La décision prise est inopportune pour trois raisons. D'abord elle est inutile d'un point de vue dogmatique. On la comprendrait si la foi était en jeu, mais "ici qu'y a-t-il à craindre pour la Ste Trinité ? Que le texte soit authentique ou interpolé, le dogme n'en est pas moins certain : c'est donc une décision de luxe". D'autre part elle est difficilement justifiable du point de vue de l'histoire du texte. Le Saint-Office risque va se trouver en bien fâcheuse posture "si, comme cela arrivera probablement bientôt, un savant catholique ou non, démontre que ce verset est interpolé". Enfin, les savants catholiques les plus orthodoxes sont affligés par une décision qui contribue à affaiblir l'autorité du Souverain Pontife, car elle excite "le dédain blessant des savants non catholiques qui vont répétant de plus belle qu'il n'y a rien de commun entre la critique historique et l'enseignement de l'Église". Il est donc en tout point regrettable que cette "erreur considérable sur un point historique" jette une ombre sur un pape qui a fait preuve, en bien des domaines, de sa largeur de vue et que l'on puisse dire "que sous Léon XIII, le Saint-Office a solennellement affirmé l'authenticité d'un texte probablement apocryphe". En terminant sur ce point, il renouvelle sa demande au pape "de laisser aux savants une certaine liberté d'allure ; de ne point fermer derrière eux toutes les issues ; de ne pas les obliger à briser leur plume et à assister tout en larmes aux attaques de nos adversaires sans pouvoir se défendre" 1024 .
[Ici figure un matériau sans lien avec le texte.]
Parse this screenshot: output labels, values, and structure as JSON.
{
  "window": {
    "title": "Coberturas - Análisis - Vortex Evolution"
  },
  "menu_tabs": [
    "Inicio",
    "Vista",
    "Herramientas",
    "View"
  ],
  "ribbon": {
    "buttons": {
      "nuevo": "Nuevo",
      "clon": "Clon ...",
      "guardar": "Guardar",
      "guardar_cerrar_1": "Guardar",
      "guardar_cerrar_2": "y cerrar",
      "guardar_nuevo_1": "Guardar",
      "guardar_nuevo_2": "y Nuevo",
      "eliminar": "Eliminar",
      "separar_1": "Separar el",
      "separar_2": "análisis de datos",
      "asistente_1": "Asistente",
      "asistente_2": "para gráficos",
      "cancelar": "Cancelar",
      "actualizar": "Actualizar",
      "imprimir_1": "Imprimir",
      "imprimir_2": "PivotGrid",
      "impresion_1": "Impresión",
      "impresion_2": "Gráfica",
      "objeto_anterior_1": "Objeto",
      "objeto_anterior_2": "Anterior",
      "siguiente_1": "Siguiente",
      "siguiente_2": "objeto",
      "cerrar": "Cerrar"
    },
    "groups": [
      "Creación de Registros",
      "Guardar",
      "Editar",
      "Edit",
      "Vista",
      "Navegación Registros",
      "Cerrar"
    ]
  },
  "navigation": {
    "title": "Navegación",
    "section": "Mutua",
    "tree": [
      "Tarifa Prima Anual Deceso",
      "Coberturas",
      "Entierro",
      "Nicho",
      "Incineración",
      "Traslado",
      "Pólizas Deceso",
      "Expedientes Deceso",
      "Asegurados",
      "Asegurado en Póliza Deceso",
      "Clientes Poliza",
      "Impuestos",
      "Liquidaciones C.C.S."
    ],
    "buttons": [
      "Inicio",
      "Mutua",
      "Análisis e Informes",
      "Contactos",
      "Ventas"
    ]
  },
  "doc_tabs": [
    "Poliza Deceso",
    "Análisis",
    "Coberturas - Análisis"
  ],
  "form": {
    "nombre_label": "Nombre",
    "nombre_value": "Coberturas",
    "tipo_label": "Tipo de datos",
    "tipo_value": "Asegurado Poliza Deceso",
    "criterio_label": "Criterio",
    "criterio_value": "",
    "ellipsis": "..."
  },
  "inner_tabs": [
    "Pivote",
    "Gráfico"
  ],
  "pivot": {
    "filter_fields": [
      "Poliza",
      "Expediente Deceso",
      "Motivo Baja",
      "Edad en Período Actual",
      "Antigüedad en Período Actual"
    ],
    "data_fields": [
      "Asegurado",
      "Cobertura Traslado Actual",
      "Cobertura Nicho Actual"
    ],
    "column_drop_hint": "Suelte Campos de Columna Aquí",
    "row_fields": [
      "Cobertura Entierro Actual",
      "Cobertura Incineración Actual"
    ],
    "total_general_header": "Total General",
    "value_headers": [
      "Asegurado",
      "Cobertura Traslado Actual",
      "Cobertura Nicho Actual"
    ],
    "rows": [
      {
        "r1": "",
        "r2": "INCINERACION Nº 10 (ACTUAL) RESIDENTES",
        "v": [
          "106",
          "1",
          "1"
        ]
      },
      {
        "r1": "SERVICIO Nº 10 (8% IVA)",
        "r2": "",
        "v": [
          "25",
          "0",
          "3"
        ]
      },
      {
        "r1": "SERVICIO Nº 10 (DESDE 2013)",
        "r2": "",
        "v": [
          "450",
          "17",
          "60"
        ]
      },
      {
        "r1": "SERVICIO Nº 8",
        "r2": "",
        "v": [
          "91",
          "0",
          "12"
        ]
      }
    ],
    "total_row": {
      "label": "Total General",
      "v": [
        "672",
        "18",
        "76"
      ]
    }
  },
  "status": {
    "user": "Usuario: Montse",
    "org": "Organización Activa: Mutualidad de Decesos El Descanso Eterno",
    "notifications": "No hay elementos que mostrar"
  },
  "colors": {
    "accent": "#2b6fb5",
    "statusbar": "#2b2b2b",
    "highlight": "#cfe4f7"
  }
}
Cette lettre a-t-elle était envoyée ? Dans ce cas elle n'est pas passée par le canal de la Secrétairerie d'État puisqu'il n'y en a pas de trace dans les archives. Mgr Mignot n'y fait pas allusion dans sa correspondance avec Loisy. Il est vrai que celui-ci estimait qu'une démarche à Rome serait "absolument impossible et inopportune" et qu'il fallait "attendre les événements". Il suggérait par ailleurs de faire appel à Dillon pour écrire un article contre la nouvelle Constitution de l'Index et "sur la police intellectuelle de l'Église". Mgr Mignot n'est pas hostile à l'idée mais il craint que ce ne soit sans grande conséquence pratique, car Dillon "écrira dans la Nineteenth et personne ne le lira ni à Rome ni en France. Il faudrait qu'il le fit en français. C'est à examiner" 1025 .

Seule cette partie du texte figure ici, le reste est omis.